Special prosecutor Jim Fisher, Fauquier County Commonwealth's Attorney, asked the jury to sentence on the high end of the guidelines due to several "aggravating factors" in the case including 54-year-old Pat Cook's husband, Gary, dying of natural causes just seven months after his wife's untimely passing; Harmon-Wright's lack of remorse for what he did; Mrs. Cook's relative innocence and the brutality of the crimes.
"This was a real human being who lost her life," the prosecutor told the jury, saying Cook was "apparently a lovely lady" while passing around photographs of her from her life just prior to sentencing deliberations. "She was a real member of your community," Fisher said, noting that all of the aforementioned factors "push these offenses on the high end of the felony range."
Harmon-Wright was a five-year veteran of the Culpeper PD the day he encountered Cook in a Catholic school parking lot a few blocks from the heart of downtown Culpeper.
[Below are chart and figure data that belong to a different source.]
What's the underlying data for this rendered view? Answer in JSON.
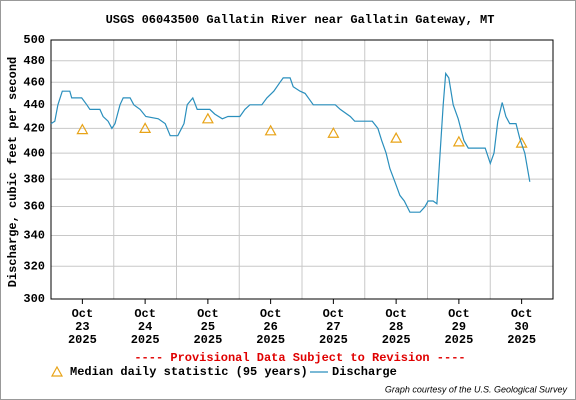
{
  "chart_data": {
    "type": "line",
    "title": "USGS 06043500 Gallatin River near Gallatin Gateway, MT",
    "ylabel": "Discharge, cubic feet per second",
    "log": true,
    "grid": true,
    "ylim": [
      300,
      500
    ],
    "yticks": [
      300,
      320,
      340,
      360,
      380,
      400,
      420,
      440,
      460,
      480,
      500
    ],
    "xlim": [
      0,
      8
    ],
    "xgrid": [
      1,
      2,
      3,
      4,
      5,
      6,
      7
    ],
    "xticks": [
      {
        "value": 0.5,
        "label": [
          "Oct",
          "23",
          "2025"
        ]
      },
      {
        "value": 1.5,
        "label": [
          "Oct",
          "24",
          "2025"
        ]
      },
      {
        "value": 2.5,
        "label": [
          "Oct",
          "25",
          "2025"
        ]
      },
      {
        "value": 3.5,
        "label": [
          "Oct",
          "26",
          "2025"
        ]
      },
      {
        "value": 4.5,
        "label": [
          "Oct",
          "27",
          "2025"
        ]
      },
      {
        "value": 5.5,
        "label": [
          "Oct",
          "28",
          "2025"
        ]
      },
      {
        "value": 6.5,
        "label": [
          "Oct",
          "29",
          "2025"
        ]
      },
      {
        "value": 7.5,
        "label": [
          "Oct",
          "30",
          "2025"
        ]
      }
    ],
    "notice": "---- Provisional Data Subject to Revision ----",
    "credit": "Graph courtesy of the U.S. Geological Survey",
    "series": [
      {
        "name": "Median daily statistic (95 years)",
        "color": "#e8a317",
        "marker": "triangle",
        "x": [
          0.5,
          1.5,
          2.5,
          3.5,
          4.5,
          5.5,
          6.5,
          7.5
        ],
        "values": [
          419,
          420,
          428,
          418,
          416,
          412,
          409,
          408
        ]
      },
      {
        "name": "Discharge",
        "color": "#2a8fbd",
        "marker": "line",
        "x": [
          0,
          0.06,
          0.11,
          0.18,
          0.3,
          0.33,
          0.49,
          0.57,
          0.62,
          0.78,
          0.83,
          0.91,
          0.97,
          1.02,
          1.1,
          1.15,
          1.26,
          1.32,
          1.42,
          1.51,
          1.71,
          1.82,
          1.9,
          2.02,
          2.12,
          2.17,
          2.26,
          2.33,
          2.53,
          2.61,
          2.73,
          2.82,
          3.01,
          3.09,
          3.17,
          3.36,
          3.44,
          3.55,
          3.65,
          3.7,
          3.81,
          3.86,
          3.97,
          4.05,
          4.18,
          4.53,
          4.61,
          4.77,
          4.84,
          5.12,
          5.21,
          5.27,
          5.34,
          5.4,
          5.48,
          5.56,
          5.63,
          5.72,
          5.88,
          5.96,
          6.01,
          6.09,
          6.15,
          6.2,
          6.25,
          6.29,
          6.34,
          6.41,
          6.49,
          6.58,
          6.65,
          6.92,
          7.0,
          7.06,
          7.12,
          7.19,
          7.25,
          7.31,
          7.41,
          7.47,
          7.55,
          7.63
        ],
        "values": [
          424,
          426,
          440,
          452,
          452,
          446,
          446,
          440,
          436,
          436,
          430,
          426,
          420,
          424,
          440,
          446,
          446,
          440,
          436,
          430,
          428,
          424,
          414,
          414,
          424,
          440,
          446,
          436,
          436,
          432,
          428,
          430,
          430,
          436,
          440,
          440,
          446,
          452,
          460,
          464,
          464,
          456,
          452,
          450,
          440,
          440,
          436,
          430,
          426,
          426,
          420,
          410,
          400,
          388,
          378,
          368,
          364,
          356,
          356,
          360,
          364,
          364,
          362,
          400,
          440,
          468,
          464,
          440,
          428,
          410,
          404,
          404,
          392,
          400,
          426,
          442,
          430,
          424,
          424,
          412,
          400,
          378
        ]
      }
    ]
  }
}
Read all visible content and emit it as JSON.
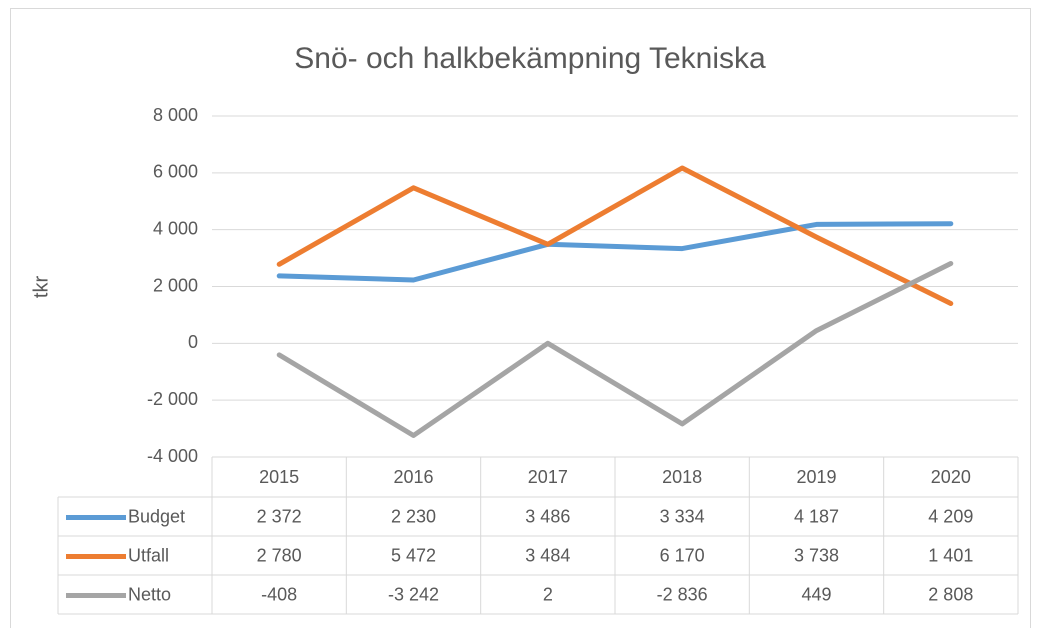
{
  "chart_data": {
    "type": "line",
    "title": "Snö- och halkbekämpning Tekniska",
    "y_label": "tkr",
    "categories": [
      "2015",
      "2016",
      "2017",
      "2018",
      "2019",
      "2020"
    ],
    "series": [
      {
        "name": "Budget",
        "color": "#5b9bd5",
        "values": [
          2372,
          2230,
          3486,
          3334,
          4187,
          4209
        ],
        "value_labels": [
          "2 372",
          "2 230",
          "3 486",
          "3 334",
          "4 187",
          "4 209"
        ]
      },
      {
        "name": "Utfall",
        "color": "#ed7d31",
        "values": [
          2780,
          5472,
          3484,
          6170,
          3738,
          1401
        ],
        "value_labels": [
          "2 780",
          "5 472",
          "3 484",
          "6 170",
          "3 738",
          "1 401"
        ]
      },
      {
        "name": "Netto",
        "color": "#a5a5a5",
        "values": [
          -408,
          -3242,
          2,
          -2836,
          449,
          2808
        ],
        "value_labels": [
          "-408",
          "-3 242",
          "2",
          "-2 836",
          "449",
          "2 808"
        ]
      }
    ],
    "ylim": [
      -4000,
      8000
    ],
    "yticks": [
      {
        "value": -4000,
        "label": "-4 000"
      },
      {
        "value": -2000,
        "label": "-2 000"
      },
      0,
      {
        "value": 2000,
        "label": "2 000"
      },
      {
        "value": 4000,
        "label": "4 000"
      },
      {
        "value": 6000,
        "label": "6 000"
      },
      {
        "value": 8000,
        "label": "8 000"
      }
    ],
    "grid": true
  }
}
He had responded to the scene on a report of a suspicious person and found the woman sitting in her Jeep with her head back.
Following an altercation, Cook attempted to leave the scene in her vehicle when she was shot dead by Harmon-Wright, who claimed she trapped his arm in the driver's side window and then tried to kill or hurt him with her Jeep.
The victim was shot in the back of the head as she drove away, her windshield obstructed with a sun visor.
Harmon-Wright said he was protecting the public in doing so.
"He hated having to do it," said defense attorney Daniel Hawes prior to sentencing. "But it was necessary. He did what he felt he had to do in his position as a police officer. He would act to protect the public again."
A former U.S. Marine who did a tour in Iraq, Harmon-Wright spoke tearfully about that fateful day just prior to sentencing. His wife and military buddy also gave emotional testimony just prior to jury deliberations on punishment.
No one except the prosecutor spoke on Mrs. Cook's behalf. A retired cosmetologist originally from Alton, Ill., she loved children, crafting and cooking for her church. She had no children of her own.
Asked by reporters following sentencing if he felt Harmon-Wright's punishment was light, Fisher said the recommended incarceration sends a message that what the officer did was wrongful behavior.
"It was an abandonment of the role of police officer entirely and I think it was important for the jury to send that message and I think they did," Fisher said.
He added, "Really, this is a sad day. A victim has lost their life. A former police officer has lost their career and his liberty for a period of time. Hopefully at the juncture ... the town of Culpeper and the community of Culpeper can begin the healing process."
As one would imagine, citizens from far and near have lit up social media weighing in on the case and sentence. As one poster on Facebook pointed out, the public will never hear Cook's side of what happened.
"We will NEVER know the whole story. What we do know is a woman is dead, a man ruined his own life and a town of people is left shaking their head at our justice system. It's a sad story not only for those involved in this horrible mess, but for everyone in the town of Culpeper."